In the judgment given on February 3, the French Court of Cassation confirms the inviolability of thirteen bank accounts of the Congo embassy in France which were seized in 2016 by the company Commisimpex. by Moshen Hojeij in the context of the Lebanese businessman’s heavy litigation with the Republic of Congo. In execution of two final arbitration awards dated December 3, 2000 and January 21, 2013, this unpaid construction company for several projects carried out in the 1990s in Brazzaville is claiming a record debt of more than $ 1.2 billion.
While his lawyers are firing on all cylinders to seize the assets of the Congo in repayment of this record debt, the Court of Cassation recalls in its judgment that the accounts linked to the operation of a chancellery were covered by diplomatic immunity a fortiori if the target State had not waived its immunity in an “express and special” manner. By this decision, the high court follows customary international law which grants diplomatic missions of foreign states immunity from execution. It also complies with the Sapin 2 law. Passed at the end of 2016, this law responsible for protecting the property of foreign States on French soil makes the seizure of diplomatic property subject to the renunciation by the State in question of its immunity from execution on condition that he manifests it in an “express and special” manner, which Brazzaville did not do in this case.
The lawyers for Commisimpex maintained that this clause could not be invoked in the case of bank accounts, the Sapin 2 law having entered into force after the seizure. The Court of Cassation confirms the non-application of this law in this case.

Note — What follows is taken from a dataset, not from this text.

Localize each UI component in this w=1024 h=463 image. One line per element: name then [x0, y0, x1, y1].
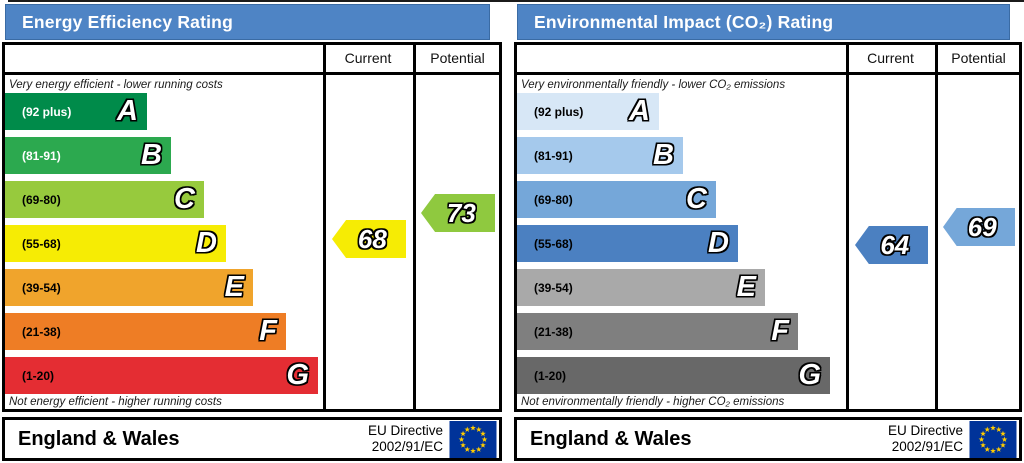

It nevertheless recalls that its case law prior to this law (appeal of September 28, 2011 and March 28, 2013) indeed subordinates the validity of the waiver to an immunity from execution on diplomatic property to the dual condition that it is express and special. . While it had appealed to cassation following a judgment of the Court of Appeal of Paris ordering a release of the accounts of the embassy, Commisimpex was ordered to pay the costs. This question of law should again arise in the case of President Denis Sassou Nguesso’s Falcon 7X seized in Bordeaux at the beginning of 2020.